Nicolas Sarkozy a par ailleurs donné son accord à la candidature luxembourgeoise pour un siège de membre non-permanent du Conseil de sécurité des Nations unies en 2013, et Jean-Claude Juncker a qualifié cet appui d'"inestimable". Une visite d’Etat du Président français au Luxembourg pourrait être envisagée au mois de juin.
Les relations transfrontalières, marquées par un renouveau de la "dynamique française", selon Jean-Claude Juncker, ont aussi fait l’objet de discussions qui ont porté notamment sur le projet Belval, mais aussi sur des questions de transports.
Comme n’ont pas manqué de le relever de nombreux journalistes, Nicolas Sarkozy et Jean-Claude Juncker ne s’étaient pas rencontrés depuis le sommet de décembre 2009, peu après la nomination de Hermann Van Rompuy au poste de Président. Jean-Claude Juncker, qui avait manifesté son intérêt pour ce poste et dont la candidature aurait été bloquée par la France aux dires de beaucoup, avait déjà exprimé sa "déception". Interrogé sur ce point au lendemain de l’entrevue à Paris par les journalistes de la radio 100,7, il a déclaré : "Nous en avons parlé, ce que nous avions aussi déjà fait en marge du Conseil européen du 10 décembre 2009 à Bruxelles.

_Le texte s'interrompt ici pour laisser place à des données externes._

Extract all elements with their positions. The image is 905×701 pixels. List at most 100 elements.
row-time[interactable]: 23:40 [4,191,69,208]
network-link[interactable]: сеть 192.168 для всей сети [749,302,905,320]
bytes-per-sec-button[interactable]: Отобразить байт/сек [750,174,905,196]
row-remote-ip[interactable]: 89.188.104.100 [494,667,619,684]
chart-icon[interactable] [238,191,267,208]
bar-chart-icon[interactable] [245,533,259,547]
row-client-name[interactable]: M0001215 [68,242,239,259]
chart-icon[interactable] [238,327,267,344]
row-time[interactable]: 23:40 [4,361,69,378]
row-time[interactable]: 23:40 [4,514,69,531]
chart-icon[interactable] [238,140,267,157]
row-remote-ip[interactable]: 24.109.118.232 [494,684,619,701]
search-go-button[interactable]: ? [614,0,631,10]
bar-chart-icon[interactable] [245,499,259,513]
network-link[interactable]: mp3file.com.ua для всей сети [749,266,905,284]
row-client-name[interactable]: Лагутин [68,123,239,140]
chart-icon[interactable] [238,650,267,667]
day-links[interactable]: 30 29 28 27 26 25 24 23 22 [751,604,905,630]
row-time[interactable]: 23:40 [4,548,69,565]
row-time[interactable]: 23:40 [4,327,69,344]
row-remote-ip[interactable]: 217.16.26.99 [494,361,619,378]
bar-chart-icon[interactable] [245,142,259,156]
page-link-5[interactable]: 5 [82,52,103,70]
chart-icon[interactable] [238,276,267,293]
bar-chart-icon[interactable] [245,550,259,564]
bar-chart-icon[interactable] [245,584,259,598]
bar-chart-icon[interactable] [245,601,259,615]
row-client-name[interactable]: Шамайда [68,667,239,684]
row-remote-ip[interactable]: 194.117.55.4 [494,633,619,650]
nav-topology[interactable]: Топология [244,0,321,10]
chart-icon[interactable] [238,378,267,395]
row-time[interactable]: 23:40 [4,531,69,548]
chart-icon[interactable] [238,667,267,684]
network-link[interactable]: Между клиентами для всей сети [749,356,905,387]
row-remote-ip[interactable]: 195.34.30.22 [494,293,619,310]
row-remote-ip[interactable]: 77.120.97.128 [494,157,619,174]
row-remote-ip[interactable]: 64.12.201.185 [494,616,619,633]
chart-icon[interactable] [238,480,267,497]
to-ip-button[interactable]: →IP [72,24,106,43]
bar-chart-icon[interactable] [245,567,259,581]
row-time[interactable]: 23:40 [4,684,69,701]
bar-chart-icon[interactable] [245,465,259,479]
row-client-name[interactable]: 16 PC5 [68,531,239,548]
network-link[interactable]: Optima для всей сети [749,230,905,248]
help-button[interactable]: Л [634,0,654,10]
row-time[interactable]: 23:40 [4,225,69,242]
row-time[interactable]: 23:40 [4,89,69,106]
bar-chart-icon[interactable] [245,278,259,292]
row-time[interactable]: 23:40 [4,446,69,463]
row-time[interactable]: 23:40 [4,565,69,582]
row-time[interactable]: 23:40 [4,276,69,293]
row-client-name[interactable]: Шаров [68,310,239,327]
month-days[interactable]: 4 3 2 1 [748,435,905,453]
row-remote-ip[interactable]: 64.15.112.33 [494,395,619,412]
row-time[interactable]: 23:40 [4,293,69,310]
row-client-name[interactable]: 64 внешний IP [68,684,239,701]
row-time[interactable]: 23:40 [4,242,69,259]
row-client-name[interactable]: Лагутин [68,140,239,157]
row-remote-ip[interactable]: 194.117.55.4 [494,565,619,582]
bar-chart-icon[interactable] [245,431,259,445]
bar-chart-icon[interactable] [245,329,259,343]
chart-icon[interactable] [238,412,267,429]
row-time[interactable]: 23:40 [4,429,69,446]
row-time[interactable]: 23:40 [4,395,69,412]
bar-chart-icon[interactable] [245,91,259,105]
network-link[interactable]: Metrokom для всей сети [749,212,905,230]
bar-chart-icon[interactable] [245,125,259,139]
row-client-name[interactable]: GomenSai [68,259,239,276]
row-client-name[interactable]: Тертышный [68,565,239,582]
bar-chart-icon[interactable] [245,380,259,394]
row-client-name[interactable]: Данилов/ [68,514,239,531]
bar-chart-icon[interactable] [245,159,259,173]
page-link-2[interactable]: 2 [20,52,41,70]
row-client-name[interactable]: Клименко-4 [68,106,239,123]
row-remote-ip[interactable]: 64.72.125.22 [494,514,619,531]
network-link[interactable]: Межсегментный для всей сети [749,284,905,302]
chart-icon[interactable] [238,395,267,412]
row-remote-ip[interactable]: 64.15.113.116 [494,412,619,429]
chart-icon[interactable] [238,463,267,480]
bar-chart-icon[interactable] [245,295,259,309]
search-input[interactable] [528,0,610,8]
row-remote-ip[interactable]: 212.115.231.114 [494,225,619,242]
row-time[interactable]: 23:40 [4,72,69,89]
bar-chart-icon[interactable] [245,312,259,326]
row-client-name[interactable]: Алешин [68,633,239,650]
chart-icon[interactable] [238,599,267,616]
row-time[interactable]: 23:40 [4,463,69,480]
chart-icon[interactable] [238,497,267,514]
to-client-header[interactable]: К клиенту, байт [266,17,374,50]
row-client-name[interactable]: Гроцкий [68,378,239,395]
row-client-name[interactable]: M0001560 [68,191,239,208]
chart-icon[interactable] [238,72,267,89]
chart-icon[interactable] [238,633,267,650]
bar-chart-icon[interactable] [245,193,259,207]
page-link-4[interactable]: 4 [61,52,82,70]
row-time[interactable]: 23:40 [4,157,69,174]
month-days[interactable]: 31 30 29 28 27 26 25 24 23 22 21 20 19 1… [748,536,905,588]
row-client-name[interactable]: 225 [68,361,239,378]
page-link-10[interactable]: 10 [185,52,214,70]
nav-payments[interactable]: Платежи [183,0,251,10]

Hier, nous étions seuls et nous avons abordé une série de sujets, dont celui-ci". Selon le Premier ministre, "cela ne fait pas avancer les relations entre la France et le Luxembourg" s’il continue à s’occuper de ce sujet. Il pense par contre "qu’il faut savoir surmonter sa colère momentanée et aller de l’avant". Et d’ajouter : "il s’agit ici des relations franco-luxembourgeoises, qui sont plus importantes que ma personne".